In keiner von beiden Welten fühlt er sich heimisch. Freunden aus dem Proletariat lässt er Geld zukommen, damit sie sich ihre Träume erfüllen und ein besseres Leben führen können. Das Kapitalismusstreben und der Sozialismus der Gesellschaft sind ihm zuwider. Ruth wagt einen letzten Besuch in seinem Hotel …

Das zermürbende Leben des Proletariats

Der 1909 erschienene Roman Martin Eden gilt als Schlüsselwerk des US-amerikanischen Autors Jack London, da sich in dem Charakter des Protagonisten Parallelen zu seinem Schöpfer finden. Der Schriftsteller, selbst als Arbeiterkind geboren, lebte in Armut. Er holte nach mehreren Jahren mit harten Brotjobs sein Abitur nach und versuchte sogar ein Studiensemester. Mit Fabeln und Erzählungen über das zermürbende Leben des Proletariats erlangte er literarischen Ruhm, der ihm jedoch schnell zu Kopf stieg. Sein nun extravaganter Lebensstil überforderte ihn und seine Ersparnisse. Zunehmend flüchtete er sich in den Alkohol und starb mit nur 40 Jahren an Nierenversagen. Sein Tod ist jedoch bis heute ein Mysterium.

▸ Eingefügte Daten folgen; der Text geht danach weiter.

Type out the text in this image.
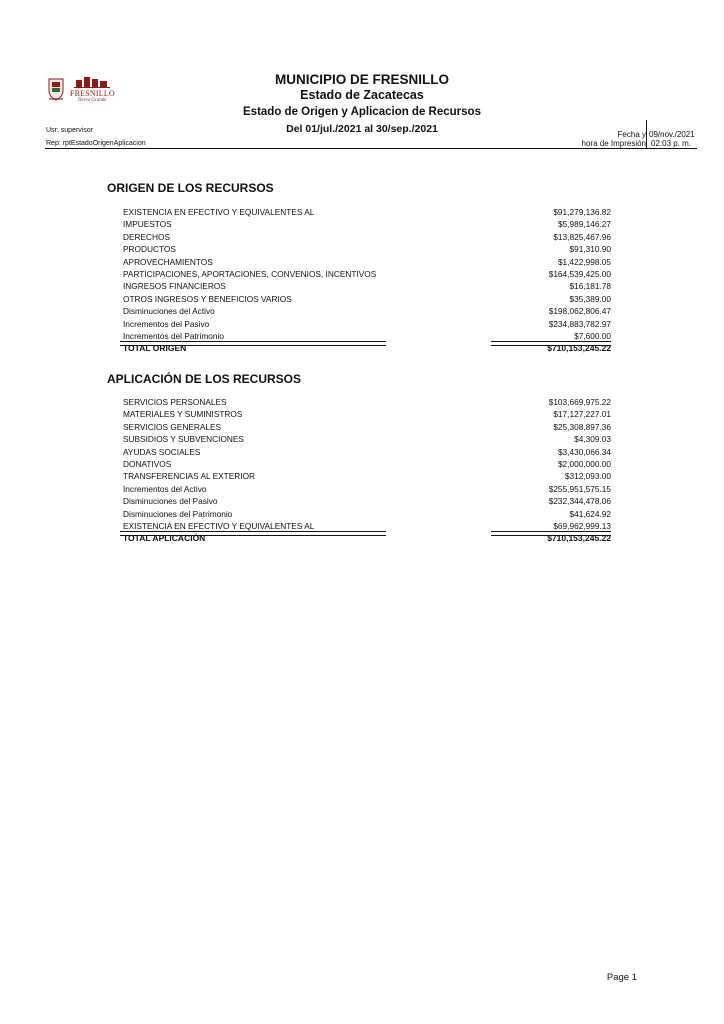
FRESNILLO
Tierra Grande
MUNICIPIO DE FRESNILLO
Estado de Zacatecas
Estado de Origen y Aplicacion de Recursos
Del 01/jul./2021 al 30/sep./2021
Usr: supervisor
Rep: rptEstadoOrigenAplicacion
Fecha y 09/nov./2021
hora de Impresión 02:03 p. m.
ORIGEN DE LOS RECURSOS
EXISTENCIA EN EFECTIVO Y EQUIVALENTES AL	$91,279,136.82
IMPUESTOS	$5,989,146.27
DERECHOS	$13,825,467.96
PRODUCTOS	$91,310.90
APROVECHAMIENTOS	$1,422,998.05
PARTICIPACIONES, APORTACIONES, CONVENIOS, INCENTIVOS	$164,539,425.00
INGRESOS FINANCIEROS	$16,181.78
OTROS INGRESOS Y BENEFICIOS VARIOS	$35,389.00
Disminuciones del Activo	$198,062,806.47
Incrementos del Pasivo	$234,883,782.97
Incrementos del Patrimonio	$7,600.00
TOTAL ORIGEN	$710,153,245.22
APLICACIÓN DE LOS RECURSOS
SERVICIOS PERSONALES	$103,669,975.22
MATERIALES Y SUMINISTROS	$17,127,227.01
SERVICIOS GENERALES	$25,308,897.36
SUBSIDIOS Y SUBVENCIONES	$4,309.03
AYUDAS SOCIALES	$3,430,066.34
DONATIVOS	$2,000,000.00
TRANSFERENCIAS AL EXTERIOR	$312,093.00
Incrementos del Activo	$255,951,575.15
Disminuciones del Pasivo	$232,344,478.06
Disminuciones del Patrimonio	$41,624.92
EXISTENCIA EN EFECTIVO Y EQUIVALENTES AL	$69,962,999.13
TOTAL APLICACIÓN	$710,153,245.22
Page 1
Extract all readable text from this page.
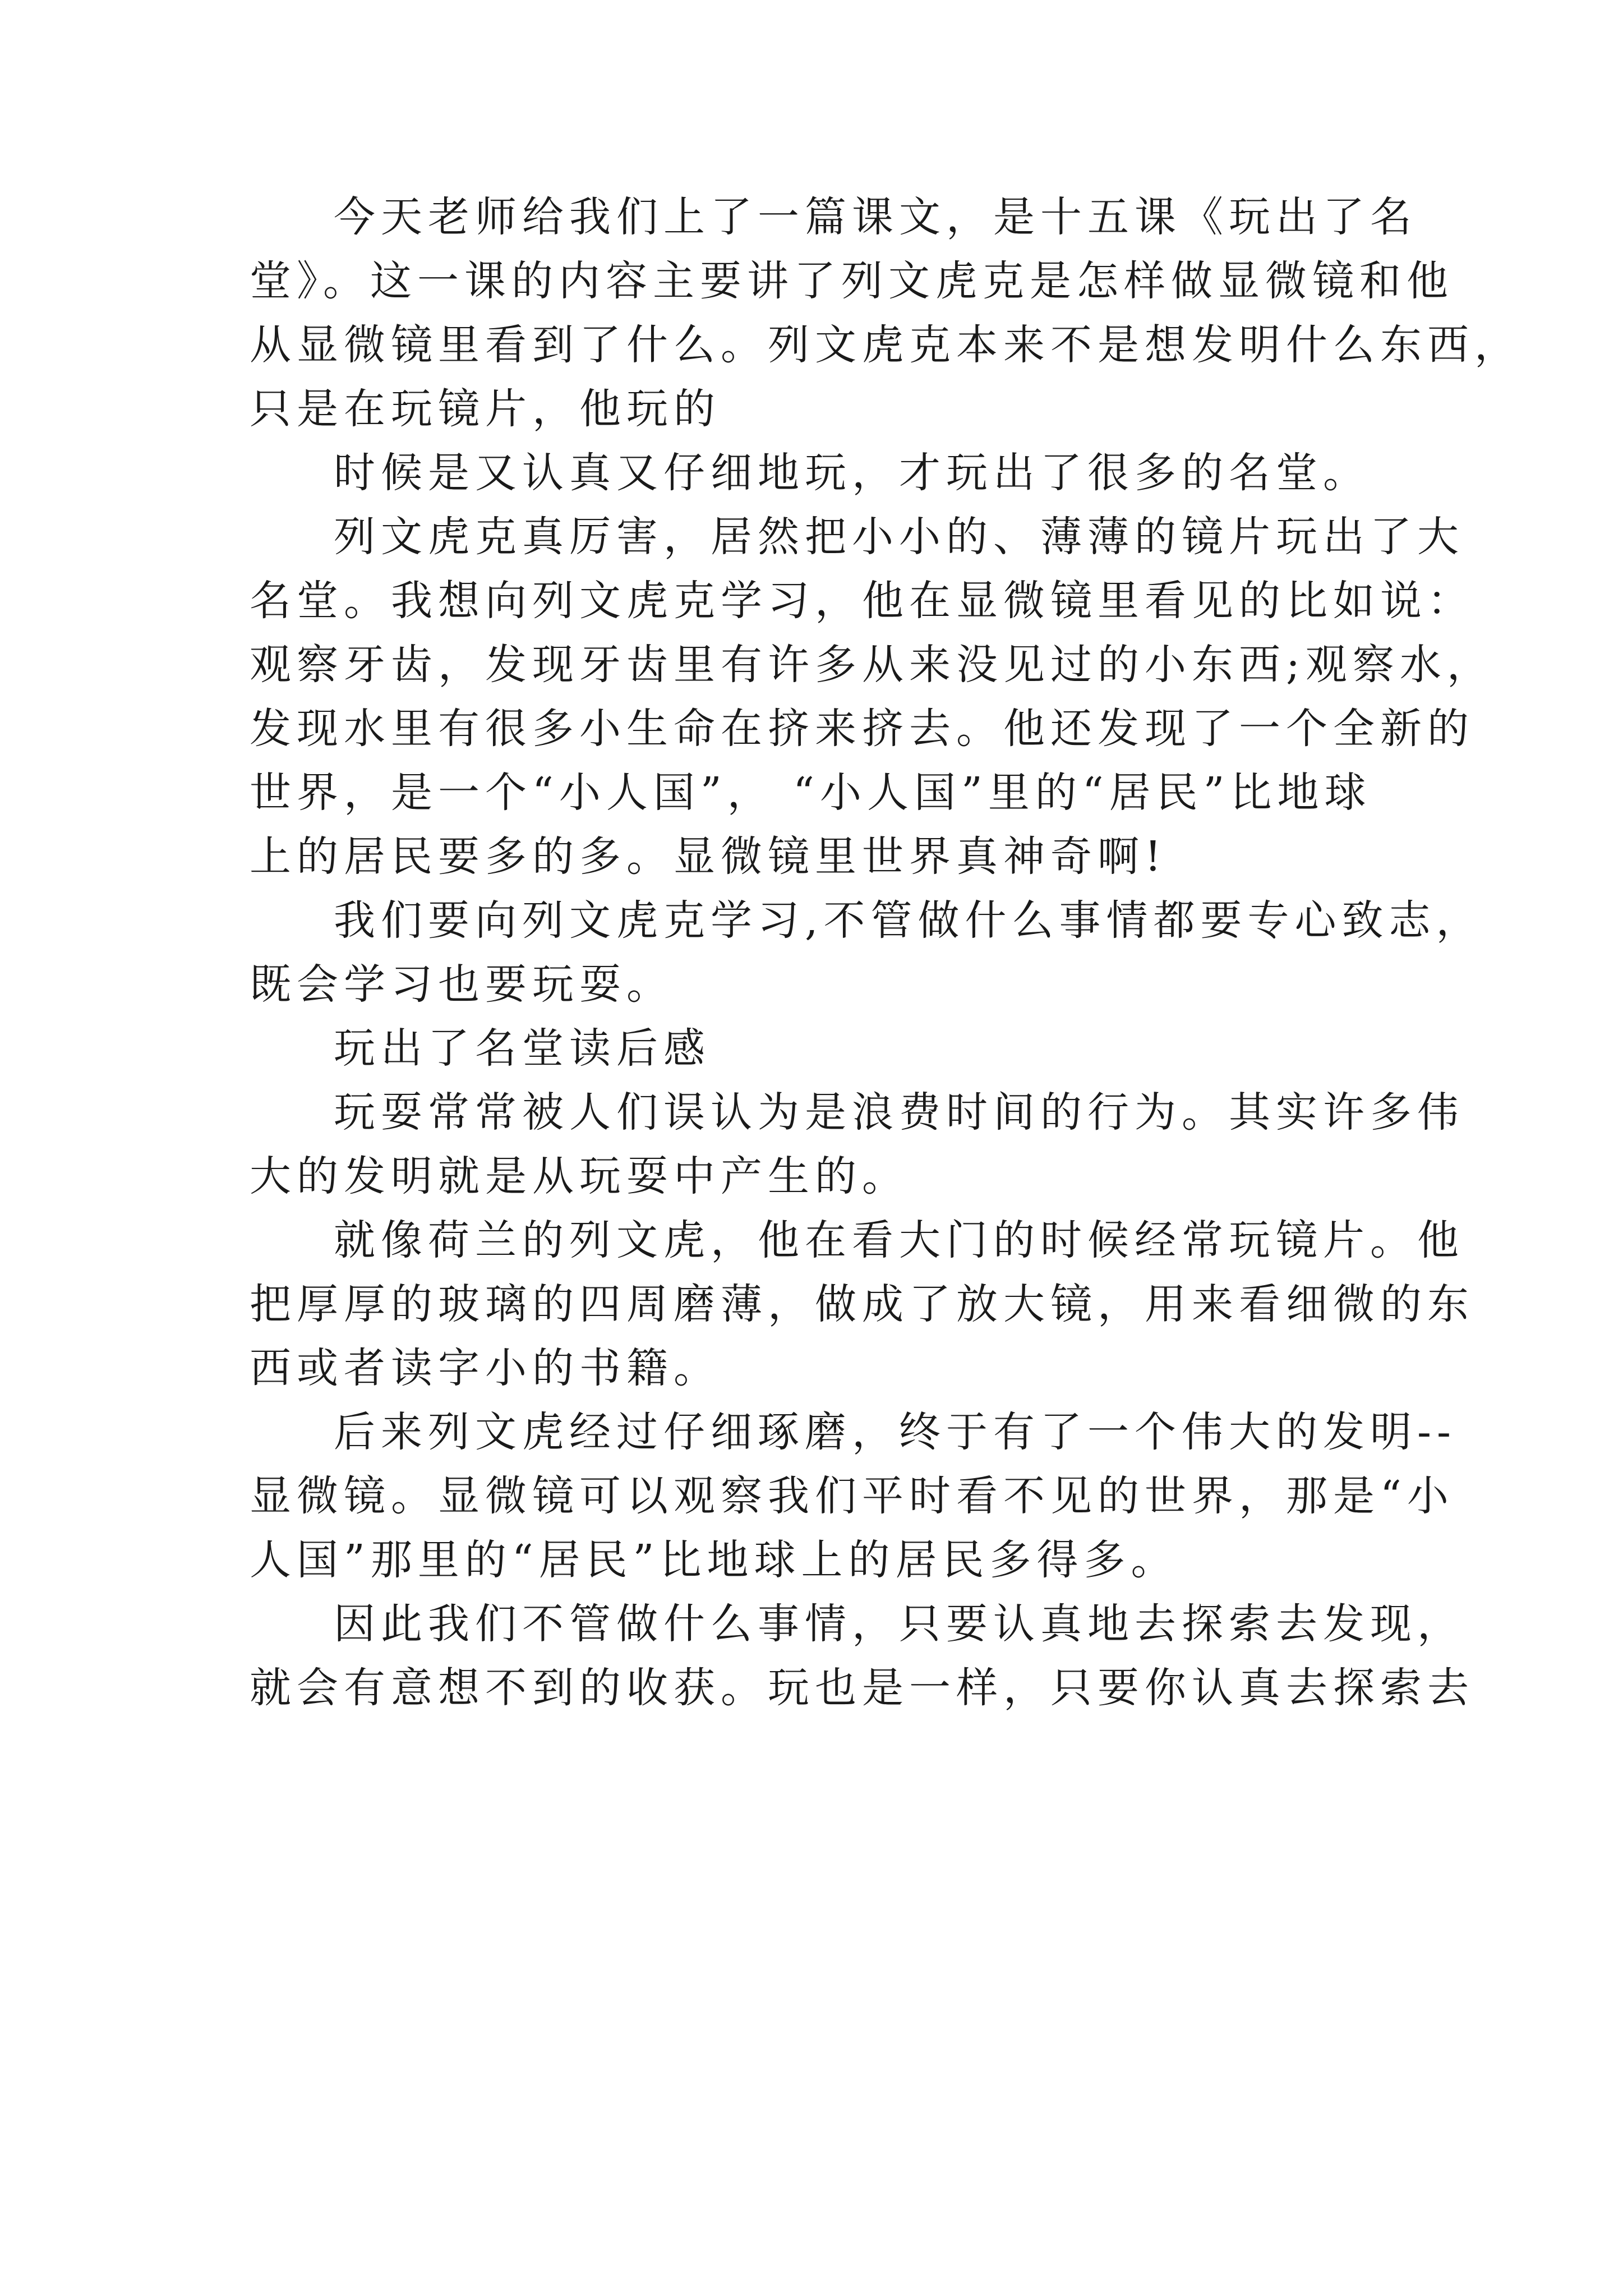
今天老师给我们上了一篇课文，是十五课《玩出了名
堂》。这一课的内容主要讲了列文虎克是怎样做显微镜和他
从显微镜里看到了什么。列文虎克本来不是想发明什么东西，
只是在玩镜片，他玩的
时候是又认真又仔细地玩，才玩出了很多的名堂。
列文虎克真厉害，居然把小小的、薄薄的镜片玩出了大
名堂。我想向列文虎克学习，他在显微镜里看见的比如说：
观察牙齿，发现牙齿里有许多从来没见过的小东西;观察水，
发现水里有很多小生命在挤来挤去。他还发现了一个全新的
世界，是一个“小人国”， “小人国”里的“居民”比地球
上的居民要多的多。显微镜里世界真神奇啊!
我们要向列文虎克学习,不管做什么事情都要专心致志，
既会学习也要玩耍。
玩出了名堂读后感
玩耍常常被人们误认为是浪费时间的行为。其实许多伟
大的发明就是从玩耍中产生的。
就像荷兰的列文虎，他在看大门的时候经常玩镜片。他
把厚厚的玻璃的四周磨薄，做成了放大镜，用来看细微的东
西或者读字小的书籍。
后来列文虎经过仔细琢磨，终于有了一个伟大的发明--
显微镜。显微镜可以观察我们平时看不见的世界，那是“小
人国”那里的“居民”比地球上的居民多得多。
因此我们不管做什么事情，只要认真地去探索去发现，
就会有意想不到的收获。玩也是一样，只要你认真去探索去
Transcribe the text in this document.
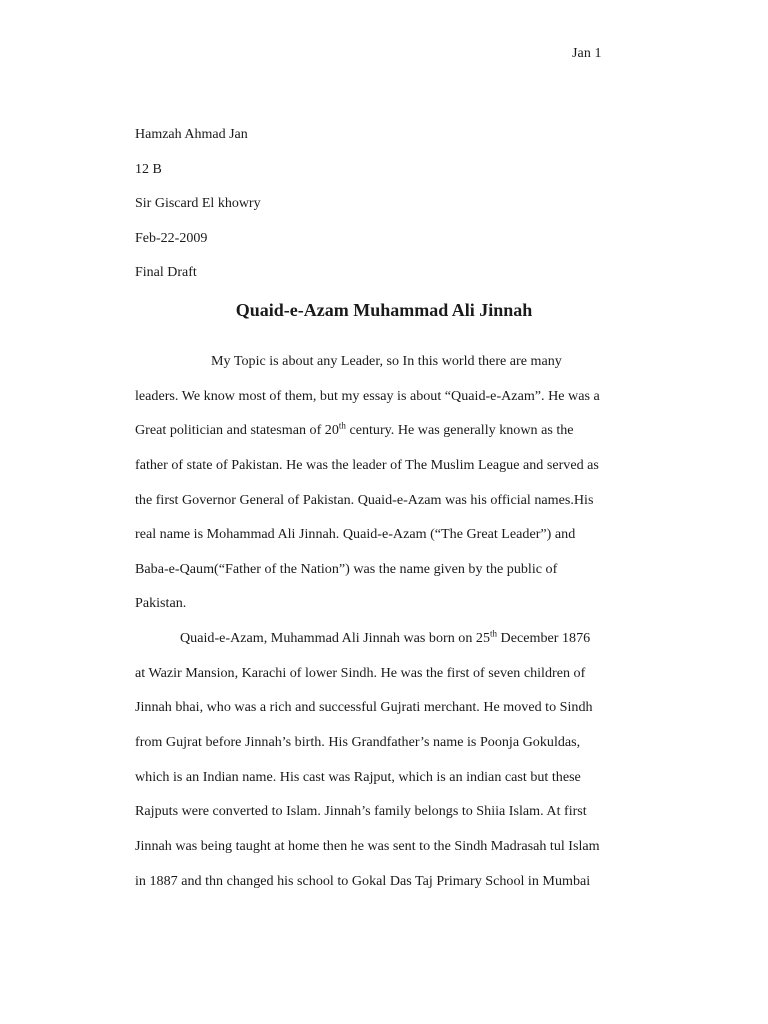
Jan 1
Hamzah Ahmad Jan
12 B
Sir Giscard El khowry
Feb-22-2009
Final Draft
Quaid-e-Azam Muhammad Ali Jinnah
My Topic is about any Leader, so In this world there are many
leaders. We know most of them, but my essay is about “Quaid-e-Azam”. He was a
Great politician and statesman of 20th century. He was generally known as the
father of state of Pakistan. He was the leader of The Muslim League and served as
the first Governor General of Pakistan. Quaid-e-Azam was his official names.His
real name is Mohammad Ali Jinnah. Quaid-e-Azam (“The Great Leader”) and
Baba-e-Qaum(“Father of the Nation”) was the name given by the public of
Pakistan.
Quaid-e-Azam, Muhammad Ali Jinnah was born on 25th December 1876
at Wazir Mansion, Karachi of lower Sindh. He was the first of seven children of
Jinnah bhai, who was a rich and successful Gujrati merchant. He moved to Sindh
from Gujrat before Jinnah’s birth. His Grandfather’s name is Poonja Gokuldas,
which is an Indian name. His cast was Rajput, which is an indian cast but these
Rajputs were converted to Islam. Jinnah’s family belongs to Shiia Islam. At first
Jinnah was being taught at home then he was sent to the Sindh Madrasah tul Islam
in 1887 and thn changed his school to Gokal Das Taj Primary School in Mumbai
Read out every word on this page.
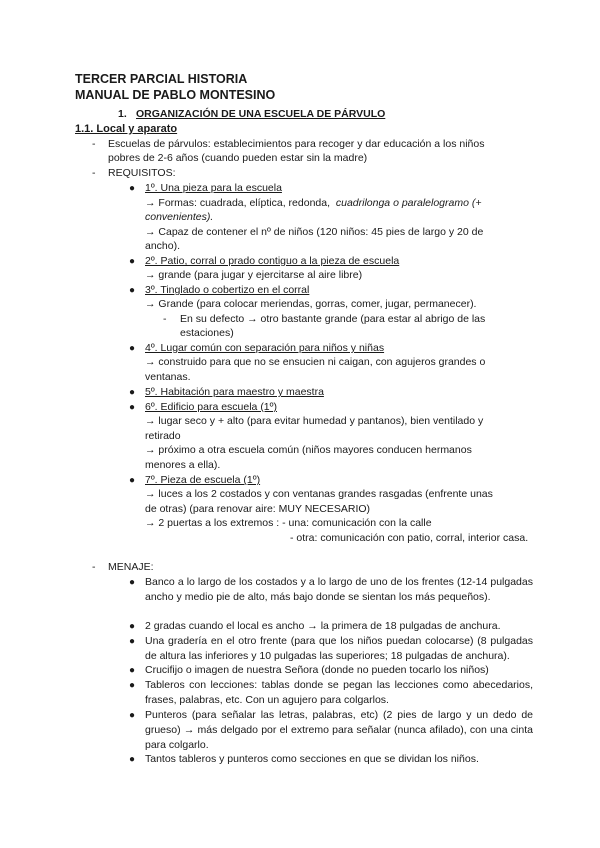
TERCER PARCIAL HISTORIA
MANUAL DE PABLO MONTESINO
1. ORGANIZACIÓN DE UNA ESCUELA DE PÁRVULO
1.1. Local y aparato
- Escuelas de párvulos: establecimientos para recoger y dar educación a los niños
pobres de 2-6 años (cuando pueden estar sin la madre)
- REQUISITOS:
● 1º. Una pieza para la escuela
→ Formas: cuadrada, elíptica, redonda, cuadrilonga o paralelogramo (+
convenientes).
→ Capaz de contener el nº de niños (120 niños: 45 pies de largo y 20 de
ancho).
● 2º. Patio, corral o prado contiguo a la pieza de escuela
→ grande (para jugar y ejercitarse al aire libre)
● 3º. Tinglado o cobertizo en el corral
→ Grande (para colocar meriendas, gorras, comer, jugar, permanecer).
- En su defecto → otro bastante grande (para estar al abrigo de las
estaciones)
● 4º. Lugar común con separación para niños y niñas
→ construido para que no se ensucien ni caigan, con agujeros grandes o
ventanas.
● 5º. Habitación para maestro y maestra
● 6º. Edificio para escuela (1º)
→ lugar seco y + alto (para evitar humedad y pantanos), bien ventilado y
retirado
→ próximo a otra escuela común (niños mayores conducen hermanos
menores a ella).
● 7º. Pieza de escuela (1º)
→ luces a los 2 costados y con ventanas grandes rasgadas (enfrente unas
de otras) (para renovar aire: MUY NECESARIO)
→ 2 puertas a los extremos : - una: comunicación con la calle
- otra: comunicación con patio, corral, interior casa.
- MENAJE:
● Banco a lo largo de los costados y a lo largo de uno de los frentes (12-14 pulgadas ancho y medio pie de alto, más bajo donde se sientan los más pequeños).
● 2 gradas cuando el local es ancho → la primera de 18 pulgadas de anchura.
● Una gradería en el otro frente (para que los niños puedan colocarse) (8 pulgadas de altura las inferiores y 10 pulgadas las superiores; 18 pulgadas de anchura).
● Crucifijo o imagen de nuestra Señora (donde no pueden tocarlo los niños)
● Tableros con lecciones: tablas donde se pegan las lecciones como abecedarios, frases, palabras, etc. Con un agujero para colgarlos.
● Punteros (para señalar las letras, palabras, etc) (2 pies de largo y un dedo de grueso) → más delgado por el extremo para señalar (nunca afilado), con una cinta para colgarlo.
● Tantos tableros y punteros como secciones en que se dividan los niños.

Zu seinem 100. Todestag erschien im November 2016 die Neuübersetzung des Künstlerromans von Lutz-W. Wolff, in der London den steinigen Weg eines aufstrebenden Autors zum Ruhm ausführlich, anschaulich und ergreifend beschreibt. In ihm treffen zwei Welten aufeinander: Das Proletariat, in das er geboren wurde, und die Bourgeoisie, in die er der Liebe wegen strebt. Sein durch Wissbegier und Selbstdisziplin erlangter, kritischer Horizont geht am Schluss jedoch weit über die konservativen, kapitalistischen Wertevorstellungen des angestrebten Ideals hinaus. So muss der tragische Held feststellen, dass die Menschen ihn am Ende nur wegen seines Ansehens und Wohlstands schätzen, nicht wegen seiner harten Arbeit auf dem Weg dorthin oder seiner selbst. Der individualistische Künstler scheitert am Sozialismus der Zweiklassengesellschaft, in der er nicht mehr heimisch werden kann sowie dem Zwiespalt zwischen seinem jetzigen und vergangenen Ego.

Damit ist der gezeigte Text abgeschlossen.